The charges include, “failing to keep and maintain clearly delineated crosswalks to enable pedestrians to safely cross … [at] the intersection of Wait Avenue and Thurston Avenue,” where Evans was struck, according to the Summons.
The plaintiffs also contend in the Summons that TCAT, “[failed] to appropriately conduct background checks and license checks of their drivers,” and that it “[loaded and operated] the bus under extremely overcrowded conditions” that blocked the Stranger’s view.
Stranger pleaded guilty in a criminal lawsuit — including criminally negligent homicide, driving while physically impaired by drugs and under the influence of alcohol — in November 2000. In his plea, Stranger admitted to drinking a six-pack of beer and smoking marijuana before beginning his shift.
He was sentenced to one year in jail and has since been released.
The defendants, jointly represented by Kevin Hulslander, will make a motion to dismiss the punitive damage claim as well as the road defect claim for construction and design.
They will not move to dismiss the basic claim of negligence, according to Hulslander.
“Our position is that the [accident] was not caused by the driver of the bus,” Huslander said. “Any negligence on the part of the bus driver did not cause the accident and did not cause Evans’ death.”
The family’s lawyer, Robert E. Lahm, was unavailable for comment.
At the pre-trial scheduled for Feb. 27, both sides’ attorneys and the judge will discuss the case.

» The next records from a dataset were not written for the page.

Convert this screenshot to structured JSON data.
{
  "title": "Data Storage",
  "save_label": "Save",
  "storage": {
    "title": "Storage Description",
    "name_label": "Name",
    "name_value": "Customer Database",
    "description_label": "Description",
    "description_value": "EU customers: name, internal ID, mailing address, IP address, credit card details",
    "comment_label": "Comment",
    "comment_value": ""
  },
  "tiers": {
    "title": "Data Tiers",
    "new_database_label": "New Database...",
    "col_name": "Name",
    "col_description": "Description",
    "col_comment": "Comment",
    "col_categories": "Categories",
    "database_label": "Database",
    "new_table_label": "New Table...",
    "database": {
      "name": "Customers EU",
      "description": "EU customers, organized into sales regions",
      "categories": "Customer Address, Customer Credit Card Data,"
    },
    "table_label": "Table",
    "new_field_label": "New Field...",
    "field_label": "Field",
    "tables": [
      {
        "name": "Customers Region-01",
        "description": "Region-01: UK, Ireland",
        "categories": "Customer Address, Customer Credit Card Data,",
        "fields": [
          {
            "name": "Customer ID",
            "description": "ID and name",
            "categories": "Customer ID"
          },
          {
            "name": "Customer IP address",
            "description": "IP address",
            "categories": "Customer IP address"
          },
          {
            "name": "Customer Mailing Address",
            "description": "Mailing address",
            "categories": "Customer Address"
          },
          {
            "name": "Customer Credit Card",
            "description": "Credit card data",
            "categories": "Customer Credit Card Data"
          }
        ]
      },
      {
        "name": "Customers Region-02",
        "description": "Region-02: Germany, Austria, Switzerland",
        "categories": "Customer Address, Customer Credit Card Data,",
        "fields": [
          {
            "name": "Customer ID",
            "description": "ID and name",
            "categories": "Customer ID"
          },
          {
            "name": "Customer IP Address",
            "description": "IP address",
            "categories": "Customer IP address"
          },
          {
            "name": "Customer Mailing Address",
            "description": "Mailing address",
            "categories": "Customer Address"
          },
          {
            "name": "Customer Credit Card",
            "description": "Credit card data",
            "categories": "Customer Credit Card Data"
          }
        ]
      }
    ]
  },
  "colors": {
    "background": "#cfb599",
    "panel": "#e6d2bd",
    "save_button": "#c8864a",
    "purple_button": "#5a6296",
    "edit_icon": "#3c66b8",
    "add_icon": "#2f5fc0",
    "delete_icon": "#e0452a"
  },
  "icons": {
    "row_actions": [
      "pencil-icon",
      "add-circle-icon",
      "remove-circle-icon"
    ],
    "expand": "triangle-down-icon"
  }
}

It has not yet been determined whether the case will go to trial, Hulslander said.
As a result of the accident, the intersection of Wait Ave. and Thurston Ave. has been widened and the pavement replaced to make driving smoother.
Though the corner is owned by the city, not Cornell, the University has reacted to the civil lawsuit.
“We’ve always felt very strongly about safety [and] we’ve had a lot of interactions with TCAT concerning safety,” said Henrik N. Dullea ’61, vice president for University relations.
Cornell University is the second largest source of revenue for TCAT, behind state aid from New York.
“The [bus driver] violated TCAT’s policies,” Dullea added.
After his release, Stranger began working on his educational degree, according to Brian Goodell, president of United Auto Workers local 2300.
“[Stranger] sounded like he had turned over a new leaf,” Goodell said.